Yeah, I said it. Anyone can do it.
Most songs are about love. Most of them are made up of three major chords, I, IV, and V. Every now and then someone will toss in a ii or a vi, but often not… well, unless they went to Berklee. Then there’ll be diminished chords all over the chart for no reason at all.
Playing instruments also isn’t that hard. Children can do it, and anyway you don’t need to know how to play a single one to be a musician. You don’t even need to know how to sing. Autotune will handle that.
If you want to make original music for a living, the only thing you have to be able to do is excite people. That’s business: giving the people what they want.
So how do we figure out what they want? Simple. Give them lots of stuff and see what gets traction and what doesn’t.
Here’s where entrepreneurship comes in.
Dictionary.com: “a person who organizes and manages any enterprise, especially a business, usually with considerable initiative and risk.”
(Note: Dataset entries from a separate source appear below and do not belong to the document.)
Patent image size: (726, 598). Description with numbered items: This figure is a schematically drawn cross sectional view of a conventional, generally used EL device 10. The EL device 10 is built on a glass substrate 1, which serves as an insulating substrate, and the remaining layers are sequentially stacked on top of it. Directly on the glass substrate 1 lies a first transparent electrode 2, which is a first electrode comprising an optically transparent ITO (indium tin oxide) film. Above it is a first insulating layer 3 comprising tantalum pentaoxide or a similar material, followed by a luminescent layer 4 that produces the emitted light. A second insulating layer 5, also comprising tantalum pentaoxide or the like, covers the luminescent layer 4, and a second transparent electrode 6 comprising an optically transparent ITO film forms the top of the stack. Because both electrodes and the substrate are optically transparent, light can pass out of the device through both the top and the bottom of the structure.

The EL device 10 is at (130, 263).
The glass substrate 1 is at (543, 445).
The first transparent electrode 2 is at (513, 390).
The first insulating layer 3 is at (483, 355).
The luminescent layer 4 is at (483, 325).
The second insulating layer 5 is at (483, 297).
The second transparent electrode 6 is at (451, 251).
Here’s Hypebot on the subject of musical entrepreneurs:
The risk for a traditional business is usually just loss of capital investment. Losing can hurt, but it doesn’t hurt nearly as much as when our songs don’t excite anyone. That’s why I think it’s easier to be a serial entrepreneur than a serial songwriter, but even so, to succeed we have to be entrepreneurs. We have to have initiative in the face of risk.
What if, instead of writing ten songs over the course of a year and making them into an album, you write a song a week, see which ones your community likes best, then make your album out of those? Even if you take two weeks off, that’s 50 potential tries at writing kickass tunes. Of course, you have to be able to take it when most of those songs go nowhere, but better to find out which ones need work before you blow a wad of time on recording them.
If I had one thing to do over again in my failed musical career, that would be it. I would write many more songs, then post them to social media and learn from the results. We didn’t have your fancy Tweeters and Facing Books back in my day, but I’d have them sent out by carrier pigeon or something.
That’s how an entrepreneur would do it.